# For amateurs only



## Niki

Good day

If you are professional, probably you have one of those "Guide rail", but if you are amateur like me...

The circular saw guide is very old "patent", so what's new.

I used "floor panels", slippery and strong (15 years guaranty), they come in lengths of 1280 mm or 2500 mm, I used the 1280 mm and 8 mm thickness.

Another improvement, that can work also with the "Guide rail" (I think), is using of knives for measuring and positioning to give maximum accuracy.

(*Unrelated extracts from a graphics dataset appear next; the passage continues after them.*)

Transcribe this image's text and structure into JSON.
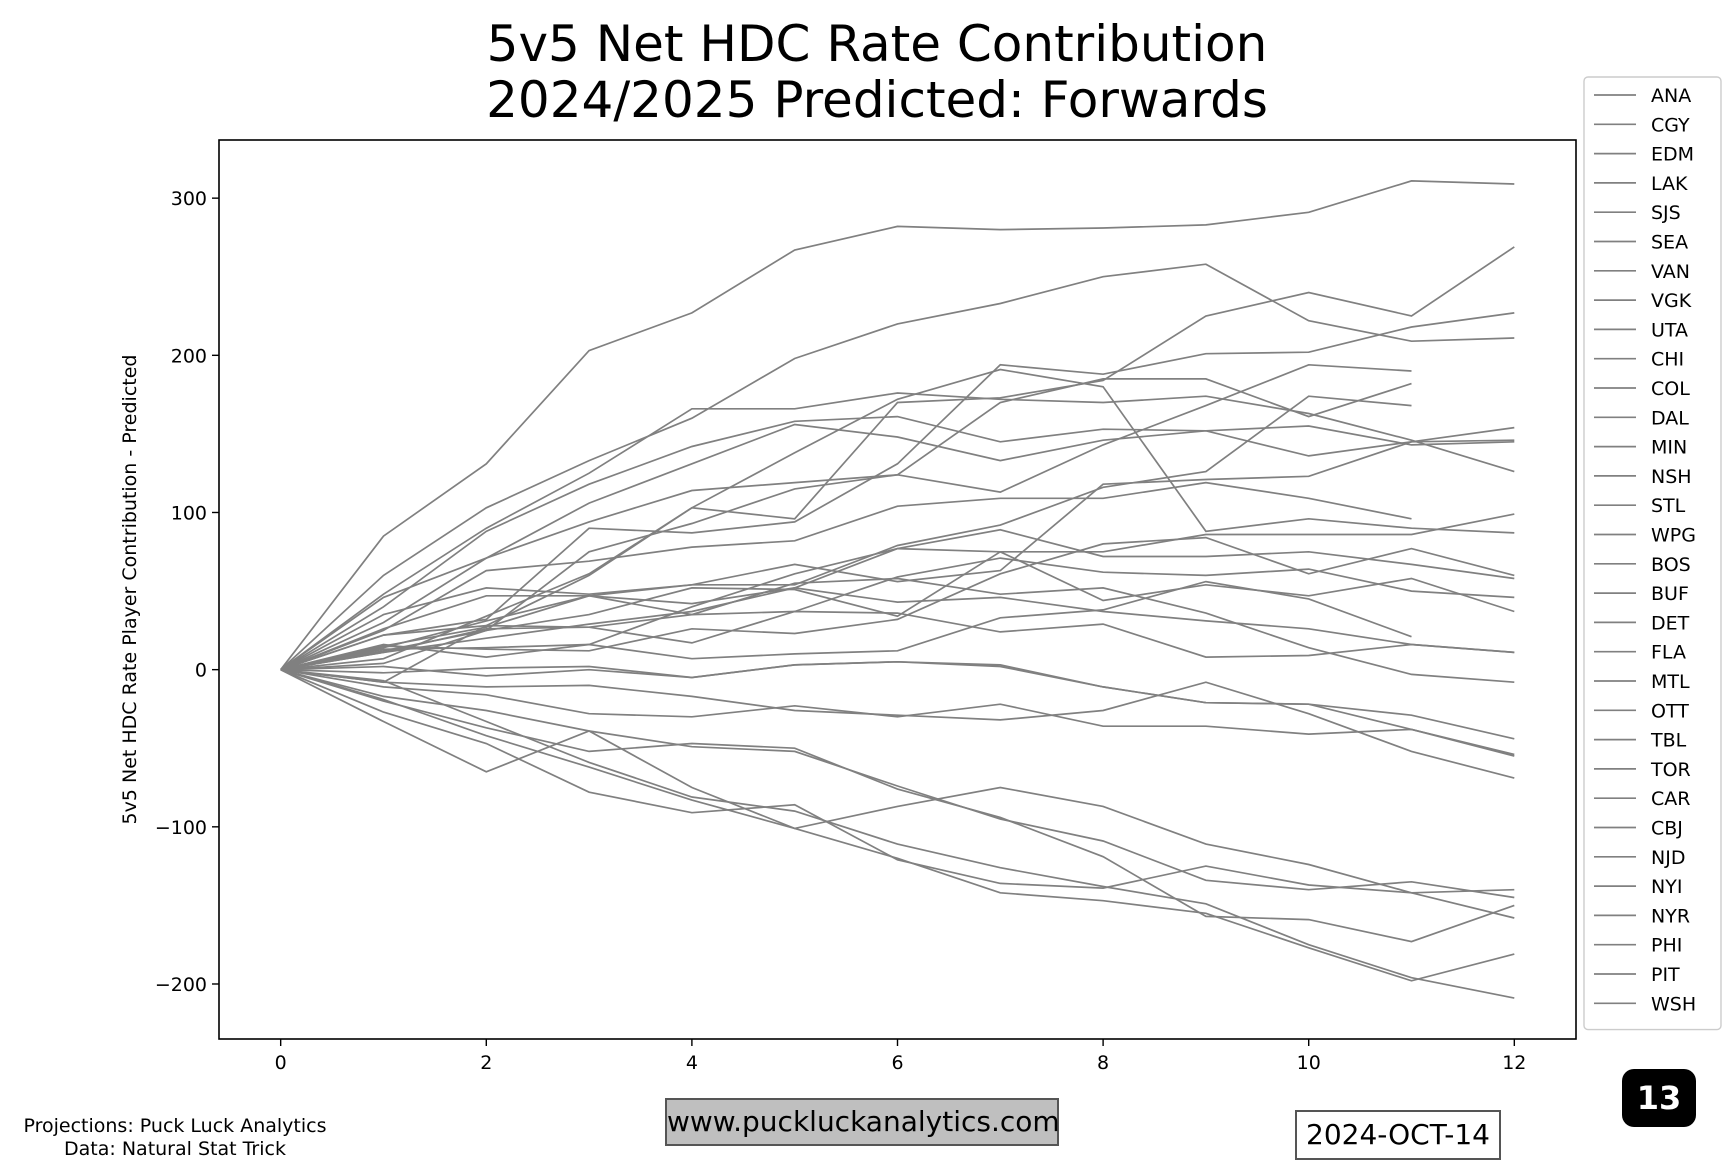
{
  "title_line1": "5v5 Net HDC Rate Contribution",
  "title_line2": "2024/2025 Predicted: Forwards",
  "footer": {
    "credit_line1": "Projections: Puck Luck Analytics",
    "credit_line2": "Data: Natural Stat Trick",
    "url": "www.puckluckanalytics.com",
    "date": "2024-OCT-14",
    "badge": "13"
  },
  "chart_data": {
    "type": "line",
    "title": "5v5 Net HDC Rate Contribution 2024/2025 Predicted: Forwards",
    "xlabel": "",
    "ylabel": "5v5 Net HDC Rate Player Contribution - Predicted",
    "xlim": [
      -0.6,
      12.6
    ],
    "ylim": [
      -235,
      337
    ],
    "xticks": [
      0,
      2,
      4,
      6,
      8,
      10,
      12
    ],
    "yticks": [
      -200,
      -100,
      0,
      100,
      200,
      300
    ],
    "ytick_labels": [
      "−200",
      "−100",
      "0",
      "100",
      "200",
      "300"
    ],
    "grid": false,
    "legend_position": "right-outside",
    "line_color": "#808080",
    "series": [
      {
        "name": "ANA",
        "values": [
          0,
          85,
          131,
          203,
          227,
          267,
          282,
          280,
          281,
          283,
          291,
          311,
          309
        ]
      },
      {
        "name": "CGY",
        "values": [
          0,
          60,
          103,
          133,
          160,
          198,
          220,
          233,
          250,
          258,
          222,
          209,
          211
        ]
      },
      {
        "name": "EDM",
        "values": [
          0,
          48,
          90,
          125,
          166,
          166,
          176,
          172,
          170,
          174,
          163,
          146,
          126
        ]
      },
      {
        "name": "LAK",
        "values": [
          0,
          40,
          88,
          118,
          142,
          158,
          161,
          145,
          153,
          152,
          155,
          143,
          145
        ]
      },
      {
        "name": "SJS",
        "values": [
          0,
          30,
          71,
          106,
          131,
          156,
          148,
          133,
          146,
          152,
          136,
          145,
          154
        ]
      },
      {
        "name": "SEA",
        "values": [
          0,
          46,
          71,
          94,
          114,
          119,
          124,
          113,
          143,
          168,
          194,
          190,
          null
        ]
      },
      {
        "name": "VAN",
        "values": [
          0,
          25,
          63,
          69,
          78,
          82,
          104,
          109,
          109,
          119,
          109,
          96,
          null
        ]
      },
      {
        "name": "VGK",
        "values": [
          0,
          35,
          52,
          48,
          54,
          67,
          56,
          63,
          118,
          121,
          123,
          145,
          146
        ]
      },
      {
        "name": "UTA",
        "values": [
          0,
          22,
          32,
          90,
          87,
          94,
          131,
          194,
          188,
          201,
          202,
          218,
          227
        ]
      },
      {
        "name": "CHI",
        "values": [
          0,
          15,
          27,
          47,
          54,
          54,
          79,
          92,
          116,
          126,
          174,
          168,
          null
        ]
      },
      {
        "name": "COL",
        "values": [
          0,
          12,
          25,
          75,
          93,
          115,
          124,
          170,
          185,
          185,
          161,
          182,
          null
        ]
      },
      {
        "name": "DAL",
        "values": [
          0,
          -8,
          28,
          60,
          103,
          96,
          170,
          173,
          184,
          225,
          240,
          225,
          269
        ]
      },
      {
        "name": "MIN",
        "values": [
          0,
          26,
          47,
          47,
          42,
          52,
          77,
          89,
          72,
          72,
          75,
          67,
          58
        ]
      },
      {
        "name": "NSH",
        "values": [
          0,
          14,
          31,
          47,
          35,
          55,
          58,
          48,
          52,
          36,
          14,
          -3,
          -8
        ]
      },
      {
        "name": "STL",
        "values": [
          0,
          11,
          26,
          27,
          35,
          37,
          36,
          24,
          29,
          8,
          9,
          16,
          11
        ]
      },
      {
        "name": "WPG",
        "values": [
          0,
          7,
          34,
          61,
          103,
          138,
          172,
          191,
          180,
          88,
          96,
          90,
          87
        ]
      },
      {
        "name": "BOS",
        "values": [
          0,
          4,
          25,
          35,
          52,
          51,
          34,
          75,
          75,
          86,
          86,
          86,
          99
        ]
      },
      {
        "name": "BUF",
        "values": [
          0,
          15,
          13,
          12,
          26,
          23,
          32,
          61,
          80,
          84,
          61,
          77,
          60
        ]
      },
      {
        "name": "DET",
        "values": [
          0,
          22,
          28,
          27,
          17,
          37,
          59,
          71,
          62,
          60,
          64,
          50,
          46
        ]
      },
      {
        "name": "FLA",
        "values": [
          0,
          16,
          8,
          16,
          40,
          61,
          77,
          75,
          44,
          54,
          47,
          58,
          37
        ]
      },
      {
        "name": "MTL",
        "values": [
          0,
          13,
          14,
          16,
          7,
          10,
          12,
          33,
          38,
          56,
          45,
          21,
          null
        ]
      },
      {
        "name": "OTT",
        "values": [
          0,
          11,
          20,
          29,
          37,
          52,
          43,
          46,
          37,
          31,
          26,
          16,
          11
        ]
      },
      {
        "name": "TBL",
        "values": [
          0,
          2,
          -4,
          0,
          -5,
          3,
          5,
          2,
          -11,
          -21,
          -22,
          -29,
          -44
        ]
      },
      {
        "name": "TOR",
        "values": [
          0,
          -2,
          1,
          2,
          -5,
          3,
          5,
          3,
          -11,
          -21,
          -22,
          -38,
          -54
        ]
      },
      {
        "name": "CAR",
        "values": [
          0,
          -8,
          -11,
          -10,
          -17,
          -26,
          -29,
          -32,
          -26,
          -8,
          -28,
          -52,
          -69
        ]
      },
      {
        "name": "CBJ",
        "values": [
          0,
          -11,
          -16,
          -28,
          -30,
          -23,
          -30,
          -22,
          -36,
          -36,
          -41,
          -38,
          -55
        ]
      },
      {
        "name": "NJD",
        "values": [
          0,
          -17,
          -26,
          -39,
          -49,
          -52,
          -74,
          -95,
          -109,
          -134,
          -140,
          -135,
          -145
        ]
      },
      {
        "name": "NYI",
        "values": [
          0,
          -19,
          -42,
          -62,
          -83,
          -101,
          -120,
          -142,
          -147,
          -155,
          -177,
          -198,
          -181
        ]
      },
      {
        "name": "NYR",
        "values": [
          0,
          -27,
          -47,
          -78,
          -91,
          -86,
          -121,
          -136,
          -139,
          -125,
          -137,
          -142,
          -158
        ]
      },
      {
        "name": "PHI",
        "values": [
          0,
          -33,
          -65,
          -39,
          -75,
          -101,
          -87,
          -75,
          -87,
          -111,
          -124,
          -142,
          -140
        ]
      },
      {
        "name": "PIT",
        "values": [
          0,
          -20,
          -37,
          -52,
          -47,
          -50,
          -76,
          -94,
          -119,
          -157,
          -159,
          -173,
          -150
        ]
      },
      {
        "name": "WSH",
        "values": [
          0,
          -7,
          -33,
          -59,
          -81,
          -90,
          -111,
          -126,
          -138,
          -149,
          -175,
          -196,
          -209
        ]
      }
    ]
  }
}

And the rest is on the pictures.

Regards
niki




Code:


[img]http://i158.photobucket.com/albums/t104/nanikami/CS%20guide/C1.jpg[/img]
[img]http://i158.photobucket.com/albums/t104/nanikami/CS%20guide/C2.jpg[/img]
[img]http://i158.photobucket.com/albums/t104/nanikami/CS%20guide/C3.jpg[/img]
[img]http://i158.photobucket.com/albums/t104/nanikami/CS%20guide/C4.jpg[/img]
[img]http://i158.photobucket.com/albums/t104/nanikami/CS%20guide/C5.jpg[/img]
[img]http://i158.photobucket.com/albums/t104/nanikami/CS%20guide/C6.jpg[/img]
[img]http://i158.photobucket.com/albums/t104/nanikami/CS%20guide/C7.jpg[/img]
[img]http://i158.photobucket.com/albums/t104/nanikami/CS%20guide/C8.jpg[/img]


----------



## devonwoody

Niki, interesting post, although this type of operation is not needed by me because I use the Triton workcentre and have the large extension.

But the reason for posting is because I notice you are using those black quick action clamps. I also have a set of this brand and mine broke down rather easily, however if you take the mechanism apart and replace the plastic lug that easily breaks and replace it with a M5 or 6 nut and bolt the clamps are a very good buy for the price in those penny bazaars.


----------



## Niki

Devonwoody

I was smiling to myself while reading your post, because I did exactly what you described.

I have another tip; sometimes when you are tightening the clamp it slides back and the grip in very weak. Grind the narrow sides with #40 it will make it "Iron grip".

I'm going to post it with pictures.

Thanks
niki


----------



## Anonymous

You must enter a message when posting


----------



## filsgreen

Niki, thanks a lot for the illustrated tip. I need to see a picture before I understand things  

Phil


----------